The big girl is Valentine, the Freedom Ranger from our spring batch of meat chickens.  She gives us either a small rose-brown egg or a HUGE rose-brown egg every day, which is always double-yolked.  Sometimes the smaller eggs are double-yolked as well.  The lighter tan girl is Sally, an Americauna Wheaten.  She lays blue eggs.  Her sister Nancy has become quite “broody,” so she spends most days in the coop sitting on whatever layed eggs she can acquire from the other hens.  Both Sally and Nancy are molting, so the coop and the yard are adrift with their pale feathers.  These girls are two years old now.  And, since Pearl, the new Wheaten has not started laying yet, we have no blue eggs at the moment.  In fact, all laying is slow these days as our daylight dwindles.  It’s getting to be time for chickens to rest.

Here’s a picture of our new rooster–Pierre.  Or, Pretty Pierre.  Or, most of all these days, My Roo.  He’s just six months old now, but he’s sweet, gentle, and comes to see what is going on with whatever moves or makes noise in the yard.  He’s my constant companion in the yard as he’s so curious.  He lets me get close now, but it really scares him to be touched.  The new hens have settled in now and all will let me pick the up and cuddle them whenever, pretty much.

 The Wheaten below is our new little Pearl.  She’s quite lovely.  See her little bearded face?  And, Ninja and Annie Chickie, the hen raised last year, are with Pierre.

Pierre, who runs as fast as the wind, has taught me that our poor old Nappy had something wrong with his feet.  I think he might have been in pain.  He walked very strangely, and he didn’t like to walk.  Perhaps that’s why he was cross and took to charging people???

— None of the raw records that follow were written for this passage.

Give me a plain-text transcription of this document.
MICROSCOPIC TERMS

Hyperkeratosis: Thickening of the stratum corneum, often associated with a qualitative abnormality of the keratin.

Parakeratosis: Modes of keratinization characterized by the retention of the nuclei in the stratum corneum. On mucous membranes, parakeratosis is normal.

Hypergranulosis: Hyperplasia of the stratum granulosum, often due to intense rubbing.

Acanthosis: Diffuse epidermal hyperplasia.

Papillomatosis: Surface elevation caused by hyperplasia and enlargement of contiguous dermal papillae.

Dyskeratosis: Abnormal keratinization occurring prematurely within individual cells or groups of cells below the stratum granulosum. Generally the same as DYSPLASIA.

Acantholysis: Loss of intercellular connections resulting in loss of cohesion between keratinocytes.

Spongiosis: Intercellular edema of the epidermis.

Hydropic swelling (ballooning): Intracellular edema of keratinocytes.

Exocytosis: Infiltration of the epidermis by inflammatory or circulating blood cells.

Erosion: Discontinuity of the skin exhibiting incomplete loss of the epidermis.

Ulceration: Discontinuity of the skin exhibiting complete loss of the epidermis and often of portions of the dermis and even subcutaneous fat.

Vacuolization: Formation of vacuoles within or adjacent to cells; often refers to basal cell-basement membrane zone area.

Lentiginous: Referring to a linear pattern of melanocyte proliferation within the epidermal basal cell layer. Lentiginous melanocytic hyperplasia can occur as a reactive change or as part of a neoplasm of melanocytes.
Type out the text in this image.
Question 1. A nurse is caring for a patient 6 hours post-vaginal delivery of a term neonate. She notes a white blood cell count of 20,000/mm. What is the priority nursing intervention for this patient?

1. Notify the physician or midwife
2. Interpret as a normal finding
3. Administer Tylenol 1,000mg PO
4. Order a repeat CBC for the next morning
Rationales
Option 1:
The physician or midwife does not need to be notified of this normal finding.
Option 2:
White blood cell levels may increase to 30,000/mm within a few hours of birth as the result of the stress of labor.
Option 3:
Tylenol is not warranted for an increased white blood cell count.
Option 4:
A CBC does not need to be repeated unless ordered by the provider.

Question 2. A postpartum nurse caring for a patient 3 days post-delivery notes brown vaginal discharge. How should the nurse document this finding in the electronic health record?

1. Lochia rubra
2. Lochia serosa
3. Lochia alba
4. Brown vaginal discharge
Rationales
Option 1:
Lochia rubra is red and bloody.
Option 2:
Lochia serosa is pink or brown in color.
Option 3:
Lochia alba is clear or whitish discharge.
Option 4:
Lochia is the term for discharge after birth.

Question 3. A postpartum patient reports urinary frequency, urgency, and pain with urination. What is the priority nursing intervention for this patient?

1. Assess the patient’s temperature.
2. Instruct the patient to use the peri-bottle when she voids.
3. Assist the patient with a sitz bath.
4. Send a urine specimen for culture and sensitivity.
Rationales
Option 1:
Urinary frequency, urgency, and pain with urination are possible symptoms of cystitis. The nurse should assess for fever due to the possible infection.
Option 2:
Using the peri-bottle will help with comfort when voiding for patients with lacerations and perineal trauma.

Turkey Tracks: Our First Flock

Turkey Tracks: April 2, 2010

Our First Flock

We got six chickens in March–a rooster and five hens.  We hadn’t planned on the rooster, but he wanted to come, and we’re so glad he did.  The roo, Napoleon, or Nappy, and three of the hens, are Copper Black Marans.  This breed is rare in America, but very common in Europe.  We lucked into getting them because they are not breeding quality.  This breed lays the most beautiful dark, chocolate brown eggs.  We could care less that Nappy has a white tail feather, or that not all the beautiful black hens have feathered feet.  The other two hens are Ameraucana Wheatens, and they are beautiful.  They are like quicksilver in the yard–quick, light, happy.  And, they lay blue eggs.

Here are our chicks getting used to their new home.

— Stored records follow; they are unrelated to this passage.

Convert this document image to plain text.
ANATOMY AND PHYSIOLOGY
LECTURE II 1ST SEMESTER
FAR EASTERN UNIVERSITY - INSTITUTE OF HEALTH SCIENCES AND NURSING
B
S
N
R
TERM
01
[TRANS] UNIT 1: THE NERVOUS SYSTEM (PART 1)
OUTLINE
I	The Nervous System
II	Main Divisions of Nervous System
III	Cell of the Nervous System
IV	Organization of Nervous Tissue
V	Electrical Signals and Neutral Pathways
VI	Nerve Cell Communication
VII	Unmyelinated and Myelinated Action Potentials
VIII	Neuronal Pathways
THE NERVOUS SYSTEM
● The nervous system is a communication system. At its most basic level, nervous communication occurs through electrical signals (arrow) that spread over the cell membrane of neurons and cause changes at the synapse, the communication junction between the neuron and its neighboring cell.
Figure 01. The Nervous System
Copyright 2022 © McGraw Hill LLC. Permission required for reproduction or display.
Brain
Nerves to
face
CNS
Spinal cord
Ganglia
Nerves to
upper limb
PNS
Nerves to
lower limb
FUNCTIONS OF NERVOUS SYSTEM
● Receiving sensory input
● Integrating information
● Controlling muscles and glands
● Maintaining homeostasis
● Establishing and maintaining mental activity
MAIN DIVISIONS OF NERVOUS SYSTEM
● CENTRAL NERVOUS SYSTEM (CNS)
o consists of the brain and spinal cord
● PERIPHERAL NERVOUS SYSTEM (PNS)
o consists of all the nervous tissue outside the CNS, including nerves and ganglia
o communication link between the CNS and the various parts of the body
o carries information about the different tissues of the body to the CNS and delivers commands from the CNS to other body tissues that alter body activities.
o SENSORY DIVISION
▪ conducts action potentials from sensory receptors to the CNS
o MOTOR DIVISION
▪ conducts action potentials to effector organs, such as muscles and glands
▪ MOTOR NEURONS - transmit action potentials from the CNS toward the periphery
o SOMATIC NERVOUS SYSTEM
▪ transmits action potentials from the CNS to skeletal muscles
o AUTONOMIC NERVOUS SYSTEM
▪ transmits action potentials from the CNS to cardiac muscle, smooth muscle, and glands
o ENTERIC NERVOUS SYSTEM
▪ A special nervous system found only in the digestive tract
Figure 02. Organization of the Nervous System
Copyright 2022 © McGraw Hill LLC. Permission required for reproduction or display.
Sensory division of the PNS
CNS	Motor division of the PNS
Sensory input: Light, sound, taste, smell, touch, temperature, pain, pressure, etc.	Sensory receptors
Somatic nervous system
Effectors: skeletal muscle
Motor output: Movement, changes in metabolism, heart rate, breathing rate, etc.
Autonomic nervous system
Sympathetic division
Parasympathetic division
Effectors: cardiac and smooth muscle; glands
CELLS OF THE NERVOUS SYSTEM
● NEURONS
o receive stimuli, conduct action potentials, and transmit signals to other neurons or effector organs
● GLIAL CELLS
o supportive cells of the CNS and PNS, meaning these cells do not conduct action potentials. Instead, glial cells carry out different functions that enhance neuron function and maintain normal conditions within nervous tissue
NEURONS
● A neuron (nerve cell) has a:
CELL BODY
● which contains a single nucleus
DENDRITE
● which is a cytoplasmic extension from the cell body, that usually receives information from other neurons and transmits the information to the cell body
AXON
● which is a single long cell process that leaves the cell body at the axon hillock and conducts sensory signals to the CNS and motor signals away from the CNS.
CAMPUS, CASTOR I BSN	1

And, here is a picture of our chicken coop, which we purchased at the Maine Organic Farmers and Growers (MOFGA) fair last September from a young couple near Augusta, www.rootscoopsandmore.com.

One of the Ameraucanas, Sally, loves Nappy.

She follows him everywhere and sleeps next to him at night.  The coop roost only holds four birds, and the French babes and the other Ameraucana, Martha, apparantly have dibs on it.

Nappy leads the girls around the yard on walkabouts.  There is much discussion along the way.  They are delighted with the number of worms in my vegetable garden beds!